Last summer, I was invited by the US International Trade Commission (ITC) to testify on the likely impact of dropping US trade restrictions on the export of telecommunication equipment and services to Cuba. Others were invited to testify on other industries.

I was unable to make it on the day of the hearings, but submitted written testimony and met with the ITC staff a couple weeks later when I was in Washington.

The full ITC report has now been published. The report goes into considerable detail on a number of industries and their analysis suggests opportunities for increased U. S. exports of agricultural and manufactured goods:



They also looked at travel, financial and telecommunication services.
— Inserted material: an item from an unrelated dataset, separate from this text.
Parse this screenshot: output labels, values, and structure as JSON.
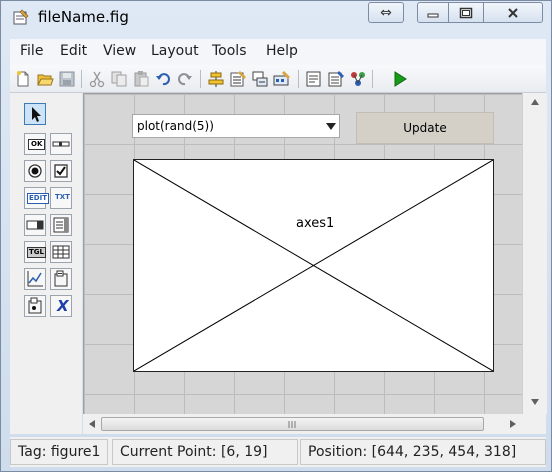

The summary of their telecommunication services finding is:
Despite the underdeveloped nature of the Cuban telecommunication services market, and Cuba’s reported new receptiveness to investment in the sector, it is unlikely that U.S. carriers will enter the Cuban market for services beyond mobile roaming agreements and/or direct telephone services. The primary reasons for this reluctance include concerns that payments to the Cuban telecommunications provider (for connecting telephone calls in Cuba) will be garnished to satisfy judgments by winning plaintiffs in U.S. civil lawsuits against the Cuban government; Cuba’s longstanding ambivalence towards foreign investment in the telecom sector; and the small, low-income nature of the market.
The entire report is 437 pages, including the executive summary. The one-sentence takeaway is that "U. S. exports of agricultural, manufactured goods to Cuba could increase if U.S. trade restrictions were lifted, but significant Cuban barriers to foreign trade and investment would remain."

This rings true when we consider the minimal progress that has been made during the 16 months since the start of US-Cuba rapprochement and the recent Communist party congress.